From:Herman Miller <hmiller@...>
Date:Saturday, June 3, 2006, 2:02
All this talk about oddities in spelling, dialect variations, and so on,
has made me think about the spelling in my own languages. In the old
days I used to create alphabets for all my languages, and when I used
romanization, it was essentially a transcription of the native spelling.
Then around 10 years ago I switched to a more phonemic approach. I
regularized the romanized spelling of most languages, ignoring the
native spelling if I had one.

But there's something attractive about a convoluted spelling system that
reflects a history of change and borrowing. It might be nice to
reconstruct an earlier version of a language that may have been spelled
more regularly, then retain some of the old spellings even after the
language changes.
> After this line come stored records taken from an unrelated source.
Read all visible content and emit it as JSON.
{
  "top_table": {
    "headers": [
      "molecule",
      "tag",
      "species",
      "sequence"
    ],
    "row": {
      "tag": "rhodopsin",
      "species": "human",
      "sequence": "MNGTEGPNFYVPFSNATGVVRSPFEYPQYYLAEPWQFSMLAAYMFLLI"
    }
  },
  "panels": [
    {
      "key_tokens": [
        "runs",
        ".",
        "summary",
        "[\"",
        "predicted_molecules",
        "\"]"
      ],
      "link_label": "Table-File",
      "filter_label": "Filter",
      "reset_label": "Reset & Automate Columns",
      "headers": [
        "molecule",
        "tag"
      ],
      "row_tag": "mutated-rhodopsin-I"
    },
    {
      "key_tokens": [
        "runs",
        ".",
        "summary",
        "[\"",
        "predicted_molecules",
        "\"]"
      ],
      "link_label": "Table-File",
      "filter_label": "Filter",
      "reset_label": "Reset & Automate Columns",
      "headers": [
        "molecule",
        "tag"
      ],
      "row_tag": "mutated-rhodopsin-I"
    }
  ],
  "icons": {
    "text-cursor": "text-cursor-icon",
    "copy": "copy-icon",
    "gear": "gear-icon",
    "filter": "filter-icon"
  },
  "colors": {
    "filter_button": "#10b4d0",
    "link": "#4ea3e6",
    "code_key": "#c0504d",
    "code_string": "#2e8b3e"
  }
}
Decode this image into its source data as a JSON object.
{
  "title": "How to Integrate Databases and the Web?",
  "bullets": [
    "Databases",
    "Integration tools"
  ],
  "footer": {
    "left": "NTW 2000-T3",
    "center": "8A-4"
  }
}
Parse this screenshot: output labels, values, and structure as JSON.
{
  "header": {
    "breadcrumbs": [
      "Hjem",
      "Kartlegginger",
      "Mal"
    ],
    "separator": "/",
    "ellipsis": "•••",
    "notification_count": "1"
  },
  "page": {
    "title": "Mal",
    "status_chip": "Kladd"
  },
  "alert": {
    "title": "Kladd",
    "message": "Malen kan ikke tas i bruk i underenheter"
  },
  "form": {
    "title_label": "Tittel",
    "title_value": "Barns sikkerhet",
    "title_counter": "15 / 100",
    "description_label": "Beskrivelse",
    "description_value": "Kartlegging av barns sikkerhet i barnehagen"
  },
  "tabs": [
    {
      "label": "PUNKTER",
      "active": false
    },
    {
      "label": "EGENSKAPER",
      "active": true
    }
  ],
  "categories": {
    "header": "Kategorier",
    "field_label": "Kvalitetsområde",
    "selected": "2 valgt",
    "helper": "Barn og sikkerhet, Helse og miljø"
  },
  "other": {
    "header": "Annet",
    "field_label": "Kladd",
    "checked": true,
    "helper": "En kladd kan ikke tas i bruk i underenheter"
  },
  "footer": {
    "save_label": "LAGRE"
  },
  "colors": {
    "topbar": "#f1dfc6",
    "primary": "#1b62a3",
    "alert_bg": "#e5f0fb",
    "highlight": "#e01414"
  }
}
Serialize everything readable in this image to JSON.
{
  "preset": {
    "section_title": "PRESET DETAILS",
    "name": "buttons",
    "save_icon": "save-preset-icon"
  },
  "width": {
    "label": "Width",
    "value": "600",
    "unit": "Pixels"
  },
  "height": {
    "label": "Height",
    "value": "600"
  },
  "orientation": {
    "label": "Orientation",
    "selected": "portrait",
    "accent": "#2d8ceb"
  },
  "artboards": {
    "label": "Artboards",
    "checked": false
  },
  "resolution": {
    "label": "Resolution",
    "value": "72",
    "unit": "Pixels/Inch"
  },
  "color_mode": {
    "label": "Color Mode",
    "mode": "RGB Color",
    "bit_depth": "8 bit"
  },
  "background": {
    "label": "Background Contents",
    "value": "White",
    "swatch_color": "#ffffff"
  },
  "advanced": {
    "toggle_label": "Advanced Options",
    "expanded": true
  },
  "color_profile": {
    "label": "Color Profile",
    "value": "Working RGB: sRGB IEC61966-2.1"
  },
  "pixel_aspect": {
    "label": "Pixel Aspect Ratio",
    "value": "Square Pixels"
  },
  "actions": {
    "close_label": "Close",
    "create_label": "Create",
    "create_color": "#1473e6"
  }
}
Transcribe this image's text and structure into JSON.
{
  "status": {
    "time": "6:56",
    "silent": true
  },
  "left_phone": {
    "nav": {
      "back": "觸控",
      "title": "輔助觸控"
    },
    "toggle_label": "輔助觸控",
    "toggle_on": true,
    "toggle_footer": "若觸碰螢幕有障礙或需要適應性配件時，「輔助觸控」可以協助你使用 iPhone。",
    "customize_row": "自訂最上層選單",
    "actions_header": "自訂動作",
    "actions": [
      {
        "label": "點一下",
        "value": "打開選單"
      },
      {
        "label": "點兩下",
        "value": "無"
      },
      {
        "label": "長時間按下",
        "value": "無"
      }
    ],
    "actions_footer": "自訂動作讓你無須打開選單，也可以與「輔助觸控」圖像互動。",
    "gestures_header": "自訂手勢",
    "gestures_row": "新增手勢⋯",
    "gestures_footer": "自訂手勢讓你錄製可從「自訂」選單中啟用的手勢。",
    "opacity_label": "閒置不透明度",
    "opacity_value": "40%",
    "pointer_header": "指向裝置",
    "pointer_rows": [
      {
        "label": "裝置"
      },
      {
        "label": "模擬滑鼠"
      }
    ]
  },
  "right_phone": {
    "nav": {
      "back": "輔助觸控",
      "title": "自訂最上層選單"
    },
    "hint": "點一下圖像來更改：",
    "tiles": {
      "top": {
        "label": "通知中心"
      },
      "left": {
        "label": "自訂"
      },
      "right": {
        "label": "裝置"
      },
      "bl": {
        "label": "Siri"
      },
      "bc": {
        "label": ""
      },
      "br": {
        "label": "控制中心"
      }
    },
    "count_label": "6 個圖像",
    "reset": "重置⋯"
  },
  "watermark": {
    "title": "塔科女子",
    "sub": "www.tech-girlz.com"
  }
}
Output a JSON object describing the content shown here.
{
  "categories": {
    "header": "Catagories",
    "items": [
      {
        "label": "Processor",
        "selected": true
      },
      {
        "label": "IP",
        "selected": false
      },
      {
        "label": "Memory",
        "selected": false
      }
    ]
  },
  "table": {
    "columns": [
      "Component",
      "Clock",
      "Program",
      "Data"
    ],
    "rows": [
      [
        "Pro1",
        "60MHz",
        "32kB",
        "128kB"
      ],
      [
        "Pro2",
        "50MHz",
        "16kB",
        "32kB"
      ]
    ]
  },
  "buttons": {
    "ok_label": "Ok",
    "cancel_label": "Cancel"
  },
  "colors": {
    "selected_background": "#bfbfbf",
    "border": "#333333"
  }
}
For instance, the spelling of tones in Simik could be
based on the reconstructed old forms:

jûma "dream" < jùma
mêishà "glass" < mèisa
tílma "logic" < tílma
vé:li "good" < vé:li
valâr "finger" < valàzh
zu:rèi "to die" < dhu:zhèi
saré "right" < thazhé
nù:mi "idea" < nu:mí

Jarda spelling could be based on Kianarthal:

seol "fire" < selu
shaf "leaf" < thiasp
lhash "electricity" < liathi
khlar "ground" < skelaj
tis "ice" < theise

Yasaro pitch accent could be marked on the original stressed syllable:

lále "gray" < lalé
kàju "turquoise" < káju

And so on. Of course, this means keeping track separately of the
pronunciation and the spelling, but that part should be easy enough to
figure out. One thing I haven't been successful with is figuring out how
to keep track of the history of a language.